With four new hotels so far this year on Al Marjan island alone, the Waldorf Astoria faces competition from the breakneck-speed development of its neighbours, but Katie says it’s all part of a building a tourism ecosystem that will help shape RAK into a complete destination in its own right.
Opened in August 2013, the Waldorf Astoria was originally commissioned by the royal family as an apartment showpiece for RAK’s ill-fated America’s Cup bid. This is why the place simply looks like a palace – it was literally custom-built for royalty. It’s even become known as the ‘Sheikh’s’ palace because it receives so many royal guests each week.
The hotel’s vast domed entrance is willowy and imperial. A team of neatly dressed service staff rushes from the wings to valet my car and I’m offered a smooth check-in experience, complemented by a date-inspired beverage and a cool towel.
The majesty inside the lobby area is a surprise – it’s an all-out, no expense spared job, with interior design from The Gallery HBA London. The sweeping spaces are inspired by a historical pearl diving theme, with calming shades of turquoise and pearly white.

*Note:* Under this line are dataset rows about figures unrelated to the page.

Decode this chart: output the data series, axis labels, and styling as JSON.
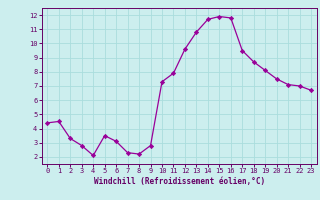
{
  "x": [
    0,
    1,
    2,
    3,
    4,
    5,
    6,
    7,
    8,
    9,
    10,
    11,
    12,
    13,
    14,
    15,
    16,
    17,
    18,
    19,
    20,
    21,
    22,
    23
  ],
  "y": [
    4.4,
    4.5,
    3.3,
    2.8,
    2.1,
    3.5,
    3.1,
    2.3,
    2.2,
    2.8,
    7.3,
    7.9,
    9.6,
    10.8,
    11.7,
    11.9,
    11.8,
    9.5,
    8.7,
    8.1,
    7.5,
    7.1,
    7.0,
    6.7
  ],
  "line_color": "#990099",
  "marker": "D",
  "marker_size": 2.2,
  "bg_color": "#cceeee",
  "grid_color": "#aadddd",
  "xlabel": "Windchill (Refroidissement éolien,°C)",
  "xlabel_color": "#660066",
  "tick_color": "#660066",
  "xlim": [
    -0.5,
    23.5
  ],
  "ylim": [
    1.5,
    12.5
  ],
  "yticks": [
    2,
    3,
    4,
    5,
    6,
    7,
    8,
    9,
    10,
    11,
    12
  ],
  "xticks": [
    0,
    1,
    2,
    3,
    4,
    5,
    6,
    7,
    8,
    9,
    10,
    11,
    12,
    13,
    14,
    15,
    16,
    17,
    18,
    19,
    20,
    21,
    22,
    23
  ]
}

Central to the lobby is Peacock Alley, a signature lounge found in all the Waldorf Astoria hotels. A ring of banquettes flanks a specially commissioned $400,000 clock tower, a tiered marble fountain, and a spectacular chandelier with peacock- shaped feathers. The fountain naturally creates ‘white noise’ – a deliberate tactic on behalf of the hotel to encourage conversation and confidentiality in the open area.
The Waldorf Astoria is more of a resort than a simple hotel. With 10 F&B outlets, including an intimate New York-style steakhouse, a high-end cocktail bar and a sprawling poolside restaurant, it would be easy to while away a few days at this premium complex.
For all the luxury that sweeps through the hotel’s common spaces, the best part of the stay is the room. The rooms are uncommonly large and beautifully appointed in a low-key Arabian style. Most also offer great views of the Arabian Sea. The swanky black marble and gold bathrooms and mega-sized walk-in wardrobes complete the princely picture.
Above all, the Waldorf Astoria retains a homely, relaxed atmosphere where the staff can’t do enough to help you. This is a standout feature and makes a refreshing change from some of sister emirate Dubai’s non-descript and blandly luxurious offerings.
The Waldorf Astoria is an ambitious addition to RAK’s hospitality landscape, this hotel will go far to bolster the emirate’s tourism push.